Bila pada bulan biasa hitungan amal kebajikan berputar dalam kecepatan standar, maka pada bulan ramadhan meteran tersebut akan berputar dengan sangat cepat sesuai dengan janji Allah SWT. Inilah kesempatan kita yang mungkin selama hidup ini lebih sering memutarkan angka meteran dosa. Dan menurut penulis pribadi, orang yang khusnul khatimah (berakhir dengan kebaikan) adalah orang yang jumlah total amal kebajikannya masih lebih besar dari jumlah total dosa yang pernah dilakukan.

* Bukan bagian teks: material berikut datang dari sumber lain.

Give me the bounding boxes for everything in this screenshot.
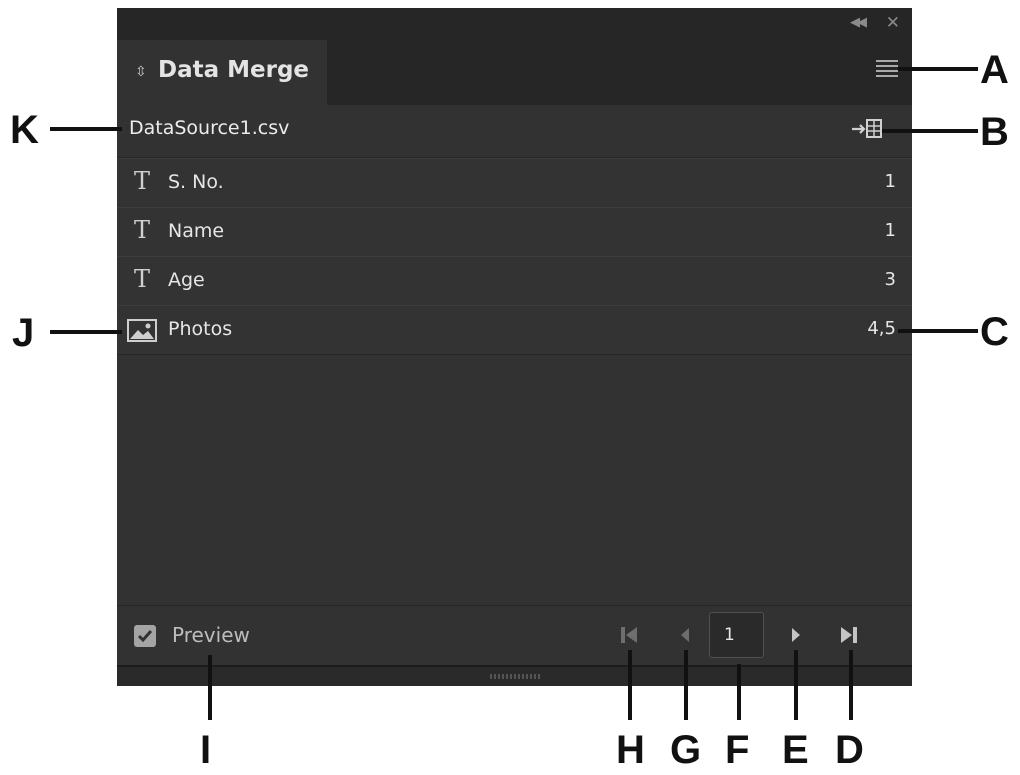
callout-line-c bbox=[898, 329, 978, 333]
callout-d: D bbox=[835, 728, 864, 772]
callout-i: I bbox=[200, 728, 212, 772]
preview-checkbox[interactable] bbox=[134, 625, 156, 647]
callout-j: J bbox=[12, 311, 35, 355]
panel-footer: Preview bbox=[117, 605, 912, 666]
text-t-icon: T bbox=[134, 265, 151, 293]
hamburger-menu-icon[interactable] bbox=[876, 60, 898, 78]
data-source-name: DataSource1.csv bbox=[129, 117, 290, 139]
text-t-icon: T bbox=[134, 167, 151, 195]
field-row-photos[interactable]: Photos 4,5 bbox=[117, 305, 912, 355]
data-merge-panel: ◀◀ ✕ ⇳ Data Merge DataSource1.csv T S. N… bbox=[117, 8, 912, 686]
field-value: 4,5 bbox=[867, 318, 896, 339]
text-t-icon: T bbox=[134, 216, 151, 244]
tab-strip: ⇳ Data Merge bbox=[117, 40, 912, 105]
callout-f: F bbox=[725, 728, 750, 772]
tab-data-merge[interactable]: ⇳ Data Merge bbox=[117, 40, 327, 105]
callout-line-h bbox=[628, 650, 632, 720]
field-row-s-no[interactable]: T S. No. 1 bbox=[117, 158, 912, 208]
callout-line-a bbox=[898, 67, 978, 71]
preview-label[interactable]: Preview bbox=[172, 623, 250, 647]
import-data-icon[interactable] bbox=[850, 117, 884, 141]
resize-grip[interactable] bbox=[490, 674, 540, 679]
image-icon bbox=[127, 319, 157, 342]
callout-e: E bbox=[782, 728, 809, 772]
field-name: Name bbox=[168, 220, 225, 242]
close-icon[interactable]: ✕ bbox=[886, 13, 900, 33]
field-name: Age bbox=[168, 269, 205, 291]
callout-h: H bbox=[616, 728, 645, 772]
panel-titlebar: ◀◀ ✕ bbox=[117, 8, 912, 40]
callout-c: C bbox=[980, 310, 1009, 354]
callout-line-i bbox=[208, 655, 212, 720]
callout-line-k bbox=[50, 127, 122, 131]
callout-b: B bbox=[980, 110, 1009, 154]
field-row-name[interactable]: T Name 1 bbox=[117, 207, 912, 257]
callout-line-d bbox=[849, 650, 853, 720]
callout-line-f bbox=[737, 664, 741, 720]
callout-line-b bbox=[882, 129, 978, 133]
field-value: 1 bbox=[884, 220, 896, 241]
callout-k: K bbox=[10, 108, 39, 152]
field-name: S. No. bbox=[168, 171, 224, 193]
record-number-input[interactable] bbox=[709, 612, 764, 658]
double-chevron-left-icon[interactable]: ◀◀ bbox=[850, 15, 867, 30]
last-record-icon[interactable] bbox=[838, 623, 860, 647]
next-record-icon[interactable] bbox=[785, 623, 807, 647]
data-source-row: DataSource1.csv bbox=[117, 105, 912, 158]
callout-line-g bbox=[684, 650, 688, 720]
callout-g: G bbox=[670, 728, 702, 772]
field-value: 3 bbox=[884, 269, 896, 290]
panel-resize-strip bbox=[117, 665, 912, 686]
tab-label: Data Merge bbox=[158, 57, 310, 83]
callout-line-e bbox=[794, 650, 798, 720]
field-value: 1 bbox=[884, 171, 896, 192]
callout-a: A bbox=[980, 48, 1009, 92]
first-record-icon[interactable] bbox=[618, 623, 640, 647]
callout-line-j bbox=[50, 330, 122, 334]
updown-arrows-icon: ⇳ bbox=[135, 64, 147, 80]
previous-record-icon[interactable] bbox=[674, 623, 696, 647]
field-row-age[interactable]: T Age 3 bbox=[117, 256, 912, 306]
checkmark-icon bbox=[137, 630, 153, 643]
field-name: Photos bbox=[168, 318, 233, 340]
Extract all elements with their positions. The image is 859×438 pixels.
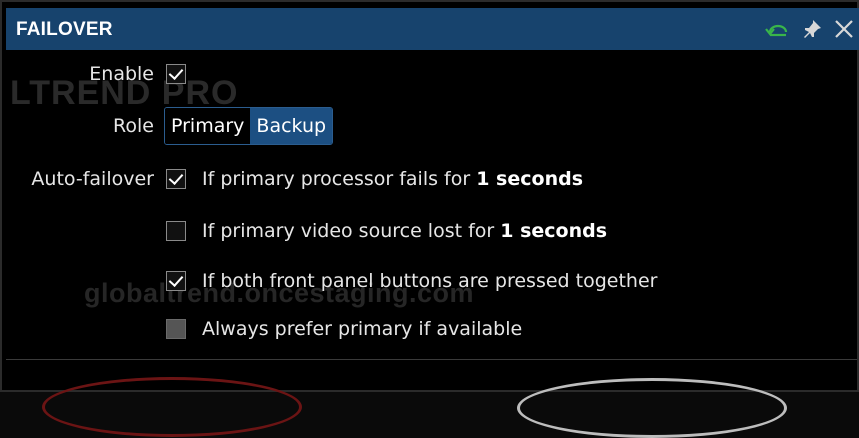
role-segmented-control: Primary Backup bbox=[164, 107, 334, 145]
title-bar: FAILOVER bbox=[6, 8, 859, 50]
option-video-lost-value: 1 seconds bbox=[500, 220, 608, 242]
white-button-partial[interactable] bbox=[517, 378, 787, 438]
option-front-panel-label: If both front panel buttons are pressed … bbox=[202, 270, 658, 292]
close-icon[interactable] bbox=[833, 18, 855, 40]
enable-label: Enable bbox=[89, 63, 154, 85]
refresh-icon[interactable] bbox=[765, 18, 791, 40]
section-divider bbox=[6, 359, 857, 360]
option-front-panel-checkbox[interactable] bbox=[166, 271, 186, 291]
pin-icon[interactable] bbox=[801, 18, 823, 40]
option-prefer-primary-checkbox[interactable] bbox=[166, 319, 186, 339]
panel-title: FAILOVER bbox=[16, 19, 113, 40]
option-processor-fails-checkbox[interactable] bbox=[166, 169, 186, 189]
auto-failover-label: Auto-failover bbox=[31, 168, 154, 190]
role-option-primary[interactable]: Primary bbox=[165, 108, 251, 144]
enable-checkbox[interactable] bbox=[166, 64, 186, 84]
option-processor-fails-label: If primary processor fails for 1 seconds bbox=[202, 168, 583, 190]
option-video-lost-label: If primary video source lost for 1 secon… bbox=[202, 220, 607, 242]
option-video-lost-checkbox[interactable] bbox=[166, 221, 186, 241]
title-bar-icons bbox=[765, 16, 855, 42]
option-video-lost-text: If primary video source lost for bbox=[202, 220, 501, 242]
option-prefer-primary-label: Always prefer primary if available bbox=[202, 318, 523, 340]
role-option-backup[interactable]: Backup bbox=[250, 108, 333, 144]
failover-panel: FAILOVER LTREND PRO Enable Role Primary … bbox=[0, 0, 859, 438]
option-processor-fails-value: 1 seconds bbox=[476, 168, 584, 190]
option-processor-fails-text: If primary processor fails for bbox=[202, 168, 477, 190]
role-label: Role bbox=[113, 115, 154, 137]
red-button-partial[interactable] bbox=[42, 377, 302, 437]
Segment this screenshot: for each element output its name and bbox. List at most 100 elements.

Untuk itulah, sudah selayaknya kita mempersiapkan diri sebaik mungkin guna menyambut tamu agung yang sudah muncul seolah didepan gang rumah kita. Dan sebagai tuan rumah yang ingin dikunjungi tentunya harus menyiapkan berbagai hal seperti membersihkan jalan masuk ke rumah kita, merapihkan dan membereskan isi rumah agar nyaman, dan kalau perlu menambah asesoris rumah agar tampil menarik sehingga bisa mendapat perhatian dari sang tamu agung.
Dalam konteks diri manusia, ibarat tersebut dapat digambarkan sebagai persiapan diri guna bertemu dengan ramadhan dan malam lailatul qadr. Seorang penceramah mengatakan bahwa lailatul qadr akan hadir pada siapapun yang memang menyiapkan diri untuk menyambutnya.
Persiapan diri itu bisa dalam bentuk persiapan ruhani, seperti mulai membiasakan diri untuk shalat berjamaah pada waktu shalat wajib, mulai membuka buka kembali kitab suci Al-Qur’an sebagaimana ada sekelompok anak muda yang menjalankan program One Day One Juz (ODOJ), dan persiapan fisik seperti mulai membiasakan diri bangun lebih awal setengah jam sampai satu jam sebelum waktu subuh tiba.
Atau bahkan persiapan finansial, dengan mulai menabung berbagai kebutuhan untuk ramdhan dan idul fitri, agar selama bulan mulia tersebut kita tidak disibukkan dengan kegiatan mencari uang guna bersedekah dengan berharap balasan yang berlipat ganda .
Yang penting, kita sudah mempersiapkan diri menyambut tamu agung tersebut. Dan bila sudah bersiap siap namun belum juga bertemu dengan malam lailatul qadr, maka yakinlah bahwa Allah SWT telah menetapkan pahala karena persiapan yang kita lakukan. Dan semoga kita masih dipertemukan dengan ramadhan dan malam lailatul qadr pada tahun berikutnya.